There are a bunch of ways to do this: Trim the queue each time an item is added to it, or when I am working on the queue skip the processing of the current duplicate item.
Or should I use a 'global private' variable Dictionary< String, DateTime> ? So I can quickly search it? or a local copy of the queue ? Perhaps it is best to limit the local queue to 100 items in case of many file events? Though in my case it 'should be' only a relatively few files to monitor in a folder... but things always change...
Thanks for any help.
:Edit: Feb 10 8:54 EST: So I decided to implement a good simple solution as far as I can tell.

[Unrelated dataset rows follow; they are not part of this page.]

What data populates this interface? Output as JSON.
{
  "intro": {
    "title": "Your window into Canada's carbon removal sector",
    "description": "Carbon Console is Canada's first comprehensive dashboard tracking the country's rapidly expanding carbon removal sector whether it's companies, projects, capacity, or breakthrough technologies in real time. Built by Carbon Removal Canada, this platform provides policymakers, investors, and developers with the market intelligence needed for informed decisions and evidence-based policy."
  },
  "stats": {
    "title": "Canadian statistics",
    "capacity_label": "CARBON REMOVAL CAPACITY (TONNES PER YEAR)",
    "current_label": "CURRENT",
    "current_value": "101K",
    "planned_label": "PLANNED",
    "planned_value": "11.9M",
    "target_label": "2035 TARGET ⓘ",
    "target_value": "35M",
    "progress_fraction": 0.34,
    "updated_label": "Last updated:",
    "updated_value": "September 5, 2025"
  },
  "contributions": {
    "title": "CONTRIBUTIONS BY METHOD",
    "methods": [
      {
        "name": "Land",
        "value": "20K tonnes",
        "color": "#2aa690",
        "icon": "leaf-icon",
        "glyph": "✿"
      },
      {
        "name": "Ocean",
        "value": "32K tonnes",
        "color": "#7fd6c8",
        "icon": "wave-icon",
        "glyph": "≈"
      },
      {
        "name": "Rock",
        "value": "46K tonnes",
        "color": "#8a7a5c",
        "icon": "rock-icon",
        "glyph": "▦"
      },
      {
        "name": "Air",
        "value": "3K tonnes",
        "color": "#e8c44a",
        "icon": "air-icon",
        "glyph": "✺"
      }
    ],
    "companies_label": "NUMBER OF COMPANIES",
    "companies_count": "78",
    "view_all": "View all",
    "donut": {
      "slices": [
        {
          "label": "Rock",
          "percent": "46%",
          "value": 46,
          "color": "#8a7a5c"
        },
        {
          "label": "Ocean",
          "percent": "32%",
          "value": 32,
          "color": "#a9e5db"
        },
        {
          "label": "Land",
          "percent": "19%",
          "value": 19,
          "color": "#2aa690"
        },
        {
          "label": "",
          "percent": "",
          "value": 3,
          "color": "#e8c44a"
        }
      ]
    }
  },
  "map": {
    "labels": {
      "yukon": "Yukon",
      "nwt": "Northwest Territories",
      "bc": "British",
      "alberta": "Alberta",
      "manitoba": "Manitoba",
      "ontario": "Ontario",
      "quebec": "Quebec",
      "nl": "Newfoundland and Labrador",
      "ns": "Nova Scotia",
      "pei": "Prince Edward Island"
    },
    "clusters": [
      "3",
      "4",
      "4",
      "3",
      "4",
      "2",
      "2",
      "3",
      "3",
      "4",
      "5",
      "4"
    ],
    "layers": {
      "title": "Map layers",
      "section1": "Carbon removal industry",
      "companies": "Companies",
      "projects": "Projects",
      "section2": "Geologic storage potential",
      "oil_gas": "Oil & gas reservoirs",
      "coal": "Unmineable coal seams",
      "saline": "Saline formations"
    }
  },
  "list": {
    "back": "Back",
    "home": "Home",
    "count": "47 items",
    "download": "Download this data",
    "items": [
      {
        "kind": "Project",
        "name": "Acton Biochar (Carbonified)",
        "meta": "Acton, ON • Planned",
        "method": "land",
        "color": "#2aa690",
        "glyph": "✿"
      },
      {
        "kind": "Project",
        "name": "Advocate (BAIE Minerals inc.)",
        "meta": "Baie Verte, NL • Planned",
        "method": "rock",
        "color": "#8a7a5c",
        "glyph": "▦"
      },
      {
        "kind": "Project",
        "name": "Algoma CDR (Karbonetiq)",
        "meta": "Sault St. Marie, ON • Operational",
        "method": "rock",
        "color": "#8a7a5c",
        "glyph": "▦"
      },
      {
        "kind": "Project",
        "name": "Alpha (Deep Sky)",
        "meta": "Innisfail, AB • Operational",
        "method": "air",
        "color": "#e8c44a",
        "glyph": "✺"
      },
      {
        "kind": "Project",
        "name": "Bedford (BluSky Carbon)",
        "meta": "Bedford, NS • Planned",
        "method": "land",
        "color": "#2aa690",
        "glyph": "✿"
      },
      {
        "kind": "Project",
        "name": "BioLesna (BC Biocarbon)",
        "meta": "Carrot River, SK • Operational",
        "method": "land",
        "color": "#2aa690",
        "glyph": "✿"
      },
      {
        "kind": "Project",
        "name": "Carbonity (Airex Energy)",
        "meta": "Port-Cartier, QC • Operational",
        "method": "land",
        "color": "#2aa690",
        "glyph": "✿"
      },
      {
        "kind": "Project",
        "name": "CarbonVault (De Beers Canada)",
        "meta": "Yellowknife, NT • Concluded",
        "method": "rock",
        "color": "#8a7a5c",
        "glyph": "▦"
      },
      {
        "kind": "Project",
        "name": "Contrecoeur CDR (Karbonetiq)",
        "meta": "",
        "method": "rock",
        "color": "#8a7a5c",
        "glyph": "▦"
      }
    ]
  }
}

I don't think I am holding on to the Dict keys too long...
:Edit: Feb 10 9:53 EST: Updated as my Dictionary cannot contain duplicate values.
public void QueueInput(HotSynchUnit.RcdFSWFile rcd)
// start the worker thread when program starts.
// call Terminate.Set() in the programs exit routine or close handler etc.
{
// lock shared queue
lock (SharedQueue)
{
if (!IsDuplicateQueueInput(rcd)) // only add unique values to queue
{
SharedQueue.Enqueue(rcd);
SomethingToDo.Set();
}
}
} // public void QueueInput
private bool IsDuplicateQueueInput(HotSynchUnit.RcdFSWFile rcd)
/* Return true if the object is a duplicate object.
* Pseudo Code:
*
* isDuplicate = false
* Lock Dictionary
* -If lastTimeStamp > 4 seconds ago then // Optimization: save lastTimeStamp
* if Dict.Count > 0 then clear Dictionary
* return isDuplicate
* -If not Dict.TryGetValue(sPath, dtTimeStamp) then
* Dict.AddKey()
* -Else
* Compare key timestamp to Currenttime
* if key timestamp is <= 4 seconds ago then
* IsDuplicate = True
*
* Dict.RemoveKey()
* Dict.AddKey()
*
* return isDuplicate
*/
{
// put real code here
}
I just thought about using any collection similar to a generic hashtable... Something like this:
Dictionary<string, YourClass> dict = new Dictionary<string, YourClass>();
/// just let's assume you want to add/check for "c:\demo.txt"
if (!dict.ContainsKey(@"c:\demo.txt"))
{
/// add items to dict by passing fullPath as key and your objects as value
dict.add(@"c:\demo.txt", obj1);
}
else if (dict[@"c:\demo.txt"].CheckForIntervall())
{
/// replace current object in dictionary with new object - in case you want to..
/// or just do what you want to
}
edit - your custom class may have some functionality like this:
class YOURCUSTOMCLASS
{
private DateTime creationTime;
public DateTime CreationTime
{ get { return creationTime; } }
public YOURCUSTOMCLASS(parametersGoesHere xyz)
{
creationTime = DateTime.Now;
}
/// in this case this method will return true
/// if the timeSpan between this object and otherObject
/// is greater than 4 seconds
public bool CheckForInterval(YOURCUSTOMCLASS otherObject)
{
TimeSpan diff = otherObj.CreationTime.Subtract(creationTime);
/// you may replace 4 through any other digit, or even better take
/// a const/global var/static ...
return diff.TotalSeconds > 4;
}
/// all the other stuff you need ...
}
Of course you will loose the functionality of a queue - but you will get an massive increase in runtime if your queue containts many elements.
hth